As of now everything is running pretty much smoothly.
Added a few housekeeping automations: notify if the motor controlling board is unavailable for more than a couple of minutes (having this issue, it turns into unavailable randomly once or twice an hour, just for a second… This is why I need some kind of failsafe automation on the board itself when it’s not connected to HA, work in progress).
Also check if the motors are kept running for two long and switch them off, this can happen when the board becomes “unavailable” comes just at the time HA sends the switch off command. As far as I can tell this ran only once.

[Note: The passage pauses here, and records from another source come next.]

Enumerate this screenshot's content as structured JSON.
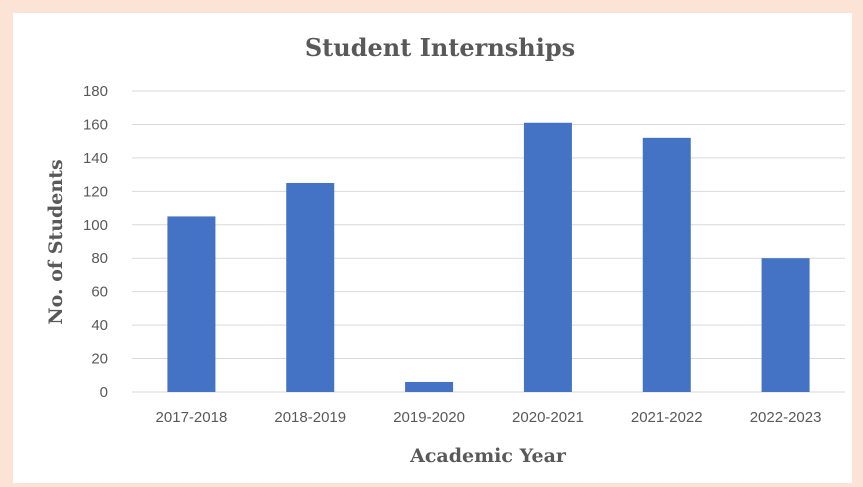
{
  "chart_data": {
    "type": "bar",
    "title": "Student Internships",
    "xlabel": "Academic Year",
    "ylabel": "No. of Students",
    "categories": [
      "2017-2018",
      "2018-2019",
      "2019-2020",
      "2020-2021",
      "2021-2022",
      "2022-2023"
    ],
    "values": [
      105,
      125,
      6,
      161,
      152,
      80
    ],
    "ylim": [
      0,
      180
    ],
    "yticks": [
      0,
      20,
      40,
      60,
      80,
      100,
      120,
      140,
      160,
      180
    ],
    "grid": true,
    "legend": "none",
    "colors": {
      "bar": "#4472c4",
      "background": "#fbe3d6"
    }
  }
}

They’ve been converted to Home Assistant now, they understand the importance of automatic data collection, and automations. Some projects planned for the near future:
- pH sensor, saw a post in this forum about this.
- Dissolved oxygen level, haven’t seen it done, but pretty sure I can figure it out
- Water electrical conductivity, same as above.
- Swapping that moody ESP32 board, had a D1 mini almost ready, I fried it.
- Automating the water flow pumps, switching to the backup one in case of flow decrease
- Integrating the covers system
- Starting the gas powered generator in case of power outage, switching everything to auxiliary power, I think this is the most difficult task at hand, I honestly have no clue on how to do it.
- Installing a water level sensor and controlling a pump to add water to the system
- Automating a turbine to aerate the water in case of low oxygen level
Payday, celebrating the success of the first stage with an Argentinian asado, on site.